Depending on your source material, this was the worst drop since 2008—right before the recession—or since 2014. Either way it’s a big deal.
I’ve covered the ISM’s monthly report on business (ROB) for more than 5 years. That means understanding the PMI and its sub-indexes. The baseline for the data is 50; any number above 50 indicates growth, any number below 50 indicates contraction. So, the index can fall—the November (59.3) to December (54.1) drop was 5.2 percent — but manufacturing is still expanding.
The ROB is a major economic indicator and is sent to the U.S. government 24 hours before it is released publicly — ISM principals often brief government officials directly. The sub-indexes also tell a story. The new orders index is a gauge of demand. The production index indicates how well factories are meeting that demand. Both supplier and customer backlog and inventory are tracked, as are prices, employment, imports and exports.
Business media are granted monthly one-on-one interviews with the chair of the manufacturing business survey committee. For EPSNews, I often ask current chair Tim Fiore to connect the dots between the various indices. Some are obvious: If the production and backlog indexes both increase, factories are working hard but not getting products out fast enough. Other indexes appear counter-intuitive—December customer inventories increased (0.2 percent) but are still considered too low. The prices index declined (5.8 percent), which means prices are increasing.
The bottom line of the December index? “Don’t panic,” Fiore said.
It’s hard not to—every index was down for the month. New orders dropped by a precipitous 11 percent, although still above 50 at 51.1 percent. If that regains only 3 or 4 points, 55 percent is a comfortable level, Fiore said.
But U.S. manufacturers have been expressing concerns for awhile.

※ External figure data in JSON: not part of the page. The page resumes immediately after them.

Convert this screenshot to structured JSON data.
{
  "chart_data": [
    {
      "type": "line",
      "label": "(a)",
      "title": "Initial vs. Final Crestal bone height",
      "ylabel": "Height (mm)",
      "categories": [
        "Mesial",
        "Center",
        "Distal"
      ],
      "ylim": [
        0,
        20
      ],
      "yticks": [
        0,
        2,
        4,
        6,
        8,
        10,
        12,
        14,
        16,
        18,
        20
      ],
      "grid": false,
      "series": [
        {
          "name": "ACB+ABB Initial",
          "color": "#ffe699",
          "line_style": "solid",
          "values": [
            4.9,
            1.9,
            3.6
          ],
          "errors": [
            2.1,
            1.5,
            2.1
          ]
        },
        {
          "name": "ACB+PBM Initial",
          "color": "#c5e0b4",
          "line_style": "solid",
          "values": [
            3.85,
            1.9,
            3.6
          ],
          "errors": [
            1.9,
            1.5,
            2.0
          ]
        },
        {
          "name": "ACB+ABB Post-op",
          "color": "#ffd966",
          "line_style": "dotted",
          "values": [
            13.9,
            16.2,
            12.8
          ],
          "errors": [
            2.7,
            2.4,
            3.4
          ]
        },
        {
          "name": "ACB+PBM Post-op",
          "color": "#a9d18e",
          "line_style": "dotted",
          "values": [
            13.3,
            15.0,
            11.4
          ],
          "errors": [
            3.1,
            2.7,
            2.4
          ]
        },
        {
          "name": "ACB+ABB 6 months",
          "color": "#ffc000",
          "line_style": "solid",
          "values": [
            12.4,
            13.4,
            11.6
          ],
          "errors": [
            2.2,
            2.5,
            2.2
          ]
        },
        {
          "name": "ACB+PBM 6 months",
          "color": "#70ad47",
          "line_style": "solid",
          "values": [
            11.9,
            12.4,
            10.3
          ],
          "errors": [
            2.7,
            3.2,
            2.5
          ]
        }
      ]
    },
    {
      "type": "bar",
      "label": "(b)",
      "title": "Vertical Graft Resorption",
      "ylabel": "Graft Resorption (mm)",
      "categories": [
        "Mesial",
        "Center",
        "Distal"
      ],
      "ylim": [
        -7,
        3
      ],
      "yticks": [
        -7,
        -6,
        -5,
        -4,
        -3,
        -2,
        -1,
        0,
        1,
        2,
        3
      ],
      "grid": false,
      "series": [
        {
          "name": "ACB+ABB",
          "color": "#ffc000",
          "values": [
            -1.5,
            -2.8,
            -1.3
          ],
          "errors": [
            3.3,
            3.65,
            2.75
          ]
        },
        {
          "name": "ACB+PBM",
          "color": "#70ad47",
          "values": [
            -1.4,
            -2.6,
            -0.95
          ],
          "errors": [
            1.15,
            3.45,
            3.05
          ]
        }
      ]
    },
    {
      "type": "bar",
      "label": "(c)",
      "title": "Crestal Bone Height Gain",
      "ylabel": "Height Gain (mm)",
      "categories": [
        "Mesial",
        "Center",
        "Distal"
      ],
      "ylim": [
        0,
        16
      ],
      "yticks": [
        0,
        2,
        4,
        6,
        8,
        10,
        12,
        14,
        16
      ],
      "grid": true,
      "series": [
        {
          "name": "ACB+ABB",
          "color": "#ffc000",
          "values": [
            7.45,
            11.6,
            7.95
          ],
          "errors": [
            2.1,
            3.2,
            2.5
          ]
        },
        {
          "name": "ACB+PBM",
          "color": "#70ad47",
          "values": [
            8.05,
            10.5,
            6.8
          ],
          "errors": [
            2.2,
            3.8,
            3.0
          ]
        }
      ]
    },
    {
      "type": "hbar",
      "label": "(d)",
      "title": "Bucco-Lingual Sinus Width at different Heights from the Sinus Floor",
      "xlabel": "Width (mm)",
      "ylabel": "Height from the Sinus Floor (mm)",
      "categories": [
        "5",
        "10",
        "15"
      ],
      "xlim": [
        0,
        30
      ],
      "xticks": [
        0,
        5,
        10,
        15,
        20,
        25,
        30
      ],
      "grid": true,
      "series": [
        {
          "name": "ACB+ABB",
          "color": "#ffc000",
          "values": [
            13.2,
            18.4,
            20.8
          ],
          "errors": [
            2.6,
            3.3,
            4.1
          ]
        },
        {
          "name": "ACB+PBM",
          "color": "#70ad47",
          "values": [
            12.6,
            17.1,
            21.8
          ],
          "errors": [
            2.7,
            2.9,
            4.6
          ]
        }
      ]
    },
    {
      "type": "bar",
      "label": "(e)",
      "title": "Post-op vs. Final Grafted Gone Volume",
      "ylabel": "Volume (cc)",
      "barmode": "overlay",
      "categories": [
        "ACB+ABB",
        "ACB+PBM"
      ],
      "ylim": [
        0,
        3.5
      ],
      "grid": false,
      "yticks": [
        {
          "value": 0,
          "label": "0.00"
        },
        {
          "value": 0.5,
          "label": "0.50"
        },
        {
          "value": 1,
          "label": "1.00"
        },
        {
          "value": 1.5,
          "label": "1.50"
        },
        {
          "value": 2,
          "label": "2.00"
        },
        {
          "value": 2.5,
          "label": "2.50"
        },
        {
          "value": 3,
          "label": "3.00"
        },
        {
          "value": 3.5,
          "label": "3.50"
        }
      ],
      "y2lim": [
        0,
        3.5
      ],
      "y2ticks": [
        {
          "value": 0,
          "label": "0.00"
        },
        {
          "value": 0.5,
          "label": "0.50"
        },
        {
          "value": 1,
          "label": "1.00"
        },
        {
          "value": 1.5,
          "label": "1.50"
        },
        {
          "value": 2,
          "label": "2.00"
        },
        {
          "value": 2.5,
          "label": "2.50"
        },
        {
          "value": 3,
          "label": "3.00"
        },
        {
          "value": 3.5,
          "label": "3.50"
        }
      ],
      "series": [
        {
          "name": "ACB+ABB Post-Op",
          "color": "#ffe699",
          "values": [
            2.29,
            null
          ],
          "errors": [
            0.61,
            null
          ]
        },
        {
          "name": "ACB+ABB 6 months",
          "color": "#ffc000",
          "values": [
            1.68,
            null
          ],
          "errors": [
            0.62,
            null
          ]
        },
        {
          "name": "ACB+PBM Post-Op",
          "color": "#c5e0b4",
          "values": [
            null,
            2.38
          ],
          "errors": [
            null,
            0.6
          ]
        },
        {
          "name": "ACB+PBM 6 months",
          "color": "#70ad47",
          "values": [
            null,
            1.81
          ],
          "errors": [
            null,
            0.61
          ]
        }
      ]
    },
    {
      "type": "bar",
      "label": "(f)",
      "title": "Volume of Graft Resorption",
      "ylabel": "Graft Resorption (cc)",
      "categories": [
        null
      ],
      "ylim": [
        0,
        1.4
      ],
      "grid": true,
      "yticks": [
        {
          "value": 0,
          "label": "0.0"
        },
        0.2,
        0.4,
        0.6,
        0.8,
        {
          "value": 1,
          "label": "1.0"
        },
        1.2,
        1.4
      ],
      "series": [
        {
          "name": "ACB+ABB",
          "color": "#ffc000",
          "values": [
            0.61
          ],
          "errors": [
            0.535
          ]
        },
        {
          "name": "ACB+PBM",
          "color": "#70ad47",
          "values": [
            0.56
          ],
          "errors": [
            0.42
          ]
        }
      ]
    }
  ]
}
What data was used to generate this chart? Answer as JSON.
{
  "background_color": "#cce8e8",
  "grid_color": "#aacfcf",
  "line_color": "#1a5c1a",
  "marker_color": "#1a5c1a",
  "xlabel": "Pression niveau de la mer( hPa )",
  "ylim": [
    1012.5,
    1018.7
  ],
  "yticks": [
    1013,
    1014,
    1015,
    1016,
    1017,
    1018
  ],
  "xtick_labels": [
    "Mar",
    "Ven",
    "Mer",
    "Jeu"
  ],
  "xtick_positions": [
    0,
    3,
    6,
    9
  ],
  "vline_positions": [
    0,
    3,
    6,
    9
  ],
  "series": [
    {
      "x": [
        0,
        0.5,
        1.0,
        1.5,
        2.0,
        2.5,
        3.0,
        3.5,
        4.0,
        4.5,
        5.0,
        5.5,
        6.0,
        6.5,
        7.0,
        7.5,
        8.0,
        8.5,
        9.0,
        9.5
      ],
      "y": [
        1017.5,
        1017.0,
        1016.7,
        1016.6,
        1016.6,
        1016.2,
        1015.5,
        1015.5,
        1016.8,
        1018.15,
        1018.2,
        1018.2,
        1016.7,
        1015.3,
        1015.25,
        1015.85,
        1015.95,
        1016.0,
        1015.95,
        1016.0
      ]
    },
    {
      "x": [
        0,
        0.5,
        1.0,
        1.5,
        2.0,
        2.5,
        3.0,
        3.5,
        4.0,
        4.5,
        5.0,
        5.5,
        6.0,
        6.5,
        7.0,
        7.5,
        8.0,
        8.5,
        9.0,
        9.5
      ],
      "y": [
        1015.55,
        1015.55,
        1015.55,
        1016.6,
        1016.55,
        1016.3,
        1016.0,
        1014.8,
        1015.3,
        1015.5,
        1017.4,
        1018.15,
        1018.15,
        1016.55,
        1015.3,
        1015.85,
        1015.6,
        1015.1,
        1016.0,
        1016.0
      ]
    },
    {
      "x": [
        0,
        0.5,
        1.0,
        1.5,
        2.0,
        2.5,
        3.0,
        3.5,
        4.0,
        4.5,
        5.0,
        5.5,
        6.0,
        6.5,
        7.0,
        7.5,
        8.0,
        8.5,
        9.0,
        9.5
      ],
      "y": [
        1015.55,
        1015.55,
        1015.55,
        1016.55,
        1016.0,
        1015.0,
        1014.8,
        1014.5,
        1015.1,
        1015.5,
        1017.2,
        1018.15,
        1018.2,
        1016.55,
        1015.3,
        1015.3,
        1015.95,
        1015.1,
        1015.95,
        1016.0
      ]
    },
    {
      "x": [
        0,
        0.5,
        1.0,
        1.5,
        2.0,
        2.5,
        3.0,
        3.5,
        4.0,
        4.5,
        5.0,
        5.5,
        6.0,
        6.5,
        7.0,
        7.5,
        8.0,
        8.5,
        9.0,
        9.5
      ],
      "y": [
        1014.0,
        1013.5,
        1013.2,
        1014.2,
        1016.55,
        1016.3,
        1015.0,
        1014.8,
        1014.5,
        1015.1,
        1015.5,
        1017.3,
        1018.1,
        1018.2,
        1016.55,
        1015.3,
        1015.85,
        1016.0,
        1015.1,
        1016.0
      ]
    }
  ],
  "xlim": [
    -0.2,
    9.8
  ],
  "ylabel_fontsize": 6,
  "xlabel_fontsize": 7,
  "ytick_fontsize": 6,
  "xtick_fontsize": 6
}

Exports have essentially been flat, meaning fewer U.S. goods are being bought by other nations. Apple Inc. took a big hit from this (although its new iPhones are very expensive, tariffs were blamed for decreased sales in China.) In December, the ISM’s computer and electronic products sector fell more sharply (by 10 points) than other “Big 6” U.S. manufacturing segments, including oil and petroleum products. They dropped by an average of 5 points. The ISM tracks 18 manufacturing sectors.
January’s PMI is going to be important. If it bounces back, as the ISM predicts, December can be written off as a correction. But trade remains a significant concern for U.S. manufacturers, and remains a headwind for the PMI.
“People are still concerned that [trade talks] aren’t moving until March,” Fiore said. “The biggest thing that could happen is a resolution with China or a buildup of the U.S. steel industry [which would decrease steel prices]. We’ve been struggling a lot with exports and when you cut off the export market you are going to see a decline in business. Maybe December’s PMI will serve as a warning.”